Ukrainian historian Svitlana Potapenko is a guest at Goethe University on a fellowship

“We never thought this could really happen!” Svitlana Potapenko is still stunned when she talks about 24 February 2022: the day Russia starts the war against Ukraine. On that day, the Ukrainian scientist still lives with her husband, a physicist with a PhD, and her son in a flat in the west of Kyiv. Potapenko, who teaches and researches at the National Academy of Sciences in Kyiv, is a native of the small town of Nizhyn, located northeast of Kyiv. “It is only 3 hours by car to the Russian border, so that day I immediately instructed my mother to get on the next train to Kyiv.” When Svitlana Potapenko talks about ‘the war’, she goes back to 2014, when the Russian army occupied the Crimean peninsula. “Since then, the country was already in a state of war.”
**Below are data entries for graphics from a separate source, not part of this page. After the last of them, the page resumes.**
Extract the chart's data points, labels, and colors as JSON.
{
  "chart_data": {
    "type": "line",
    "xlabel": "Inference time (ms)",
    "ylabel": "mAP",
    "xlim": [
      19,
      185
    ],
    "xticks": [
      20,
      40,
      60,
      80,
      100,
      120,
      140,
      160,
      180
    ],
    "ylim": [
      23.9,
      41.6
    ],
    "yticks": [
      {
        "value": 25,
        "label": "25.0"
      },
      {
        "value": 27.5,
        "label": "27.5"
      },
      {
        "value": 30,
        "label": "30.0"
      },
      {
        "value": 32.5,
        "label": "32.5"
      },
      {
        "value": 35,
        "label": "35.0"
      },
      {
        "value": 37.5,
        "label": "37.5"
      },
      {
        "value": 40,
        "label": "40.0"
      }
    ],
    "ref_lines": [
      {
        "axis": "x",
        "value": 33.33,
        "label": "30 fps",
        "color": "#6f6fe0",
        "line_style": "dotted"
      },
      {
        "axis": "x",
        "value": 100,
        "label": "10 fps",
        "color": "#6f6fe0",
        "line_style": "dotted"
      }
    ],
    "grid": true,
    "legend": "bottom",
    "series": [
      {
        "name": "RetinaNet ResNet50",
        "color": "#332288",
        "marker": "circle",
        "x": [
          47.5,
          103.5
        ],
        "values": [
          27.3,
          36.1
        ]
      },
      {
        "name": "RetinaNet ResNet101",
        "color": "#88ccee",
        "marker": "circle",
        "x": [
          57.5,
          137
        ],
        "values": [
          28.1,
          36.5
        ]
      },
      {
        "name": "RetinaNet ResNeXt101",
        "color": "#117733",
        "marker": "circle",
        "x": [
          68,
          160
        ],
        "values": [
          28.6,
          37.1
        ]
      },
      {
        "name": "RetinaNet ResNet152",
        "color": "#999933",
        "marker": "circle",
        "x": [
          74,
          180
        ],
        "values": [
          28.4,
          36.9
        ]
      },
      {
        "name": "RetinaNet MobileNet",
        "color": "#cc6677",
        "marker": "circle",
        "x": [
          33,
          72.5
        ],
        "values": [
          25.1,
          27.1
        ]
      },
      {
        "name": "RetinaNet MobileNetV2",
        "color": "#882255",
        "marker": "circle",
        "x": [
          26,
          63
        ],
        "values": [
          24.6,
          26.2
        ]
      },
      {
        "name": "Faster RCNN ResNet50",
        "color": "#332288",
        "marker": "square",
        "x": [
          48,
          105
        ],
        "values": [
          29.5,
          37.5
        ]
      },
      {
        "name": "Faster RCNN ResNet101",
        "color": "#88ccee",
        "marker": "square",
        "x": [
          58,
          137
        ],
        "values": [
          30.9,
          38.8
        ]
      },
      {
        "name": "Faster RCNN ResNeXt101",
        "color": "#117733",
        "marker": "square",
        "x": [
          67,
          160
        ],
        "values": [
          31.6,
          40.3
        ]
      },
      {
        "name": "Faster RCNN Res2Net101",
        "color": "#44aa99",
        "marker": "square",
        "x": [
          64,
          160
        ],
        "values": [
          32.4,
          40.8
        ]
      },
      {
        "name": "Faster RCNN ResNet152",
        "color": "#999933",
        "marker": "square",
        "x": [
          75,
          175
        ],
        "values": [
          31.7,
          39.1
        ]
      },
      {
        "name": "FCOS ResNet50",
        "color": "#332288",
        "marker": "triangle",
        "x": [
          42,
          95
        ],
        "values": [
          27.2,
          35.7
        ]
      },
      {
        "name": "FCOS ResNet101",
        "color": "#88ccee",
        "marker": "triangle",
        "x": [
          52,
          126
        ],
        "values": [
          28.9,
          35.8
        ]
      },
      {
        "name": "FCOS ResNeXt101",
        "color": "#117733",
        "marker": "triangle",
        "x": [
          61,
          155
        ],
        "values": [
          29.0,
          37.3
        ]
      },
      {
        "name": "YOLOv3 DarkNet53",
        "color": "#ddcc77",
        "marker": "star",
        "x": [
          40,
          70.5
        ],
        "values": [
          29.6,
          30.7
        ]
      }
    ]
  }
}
But that day in February changes everything. Potapenko and her family stay in Kiev for a few days, but then she decides that she with their son must leave Kyiv under the impression of constant shelling. “A colleague from Lviv offered us to stay in her house.” She experiences the journey to Lviv, as very dramatic: overcrowded trains with people who have fear written all over their faces. Potapenko then stays with her son for a fortnight in relatively safe western part of Ukraine. A new plan ripens: she applies for a fellowship advertised by Prof. Birgit Emich as part of the DFG’s collegiate research group “Polycentricity and Plurality of Premodern Christianities” (POLY). The application is successful, Potapenko is accepted. Now she sets off on an arduous journey west, which will take a total of three days, including a nightly stopover at Berlin’s main railway station. Potapenko has to travel alone with her son, because her husband is not allowed to leave Ukraine; men of military age are banned from leaving the country. “I hope that the Ukrainian parliament will relax the regulations somewhat so that scientists can travel abroad at least for a limited time, for example to attend a conference.”

Svitlana Potapenko hopes to travel to Ukraine with her son before the end of August in order to be reunited with her husband and family, at least for a short time. Despite the painful separation, she is happy to have found a fellowship  and a place to stay in Frankfurt: “I am very grateful to Prof. Birgit Emich for the warm welcome. Her team found us a flat. After the troubled days in February, we can enjoy a normal and peaceful life here again. My son can attend kindergarten here and participate in 1st grade classes. This is a great chance for him to learn a lot.” But Potapenko also stresses that the stay opens up the possibility for her to do research again, to push ahead with her projects. “In the first weeks of the Russian invasion, I had no peace at all to focus on my work and research.” Potapenko is working on “The Axis Kyiv-Lviv and Beyond: Community of Interaction of Ukrainian Ecclesiastic Elites in the Mid-Eighteenth Century” within the POLY project. This study, she explains, is a development of her earlier research on the intellectuals of the Ukrainian Church in the mid-eighteenth century and sheds light on their involvement in the broader European cultural networks of the time.

Methodological approaches that play a major role in POLY’s work have been incorporated here. But the research group also benefits greatly from the expertise of its Ukrainian fellows, says Prof. Emich: “Svitlana Potapenko’s work very impressively underlines the diversity that the Ukrainian space with its different religious formations and traditions has to offer. For historical research on religious plurality and its dynamics, the region is a treasure trove – for all of us at POLY, the cooperation with the Fellows is a great enrichment.” 

Svitlana Potapenko thinks that the current situation in Ukraine is still very dangerous. “There are certainly many Ukrainians who are now returning to our country. But that is out of the question for us at the moment. Above all, I want to protect my son, because children suffer particularly from the permanent danger of air attacks,” says Potapenko.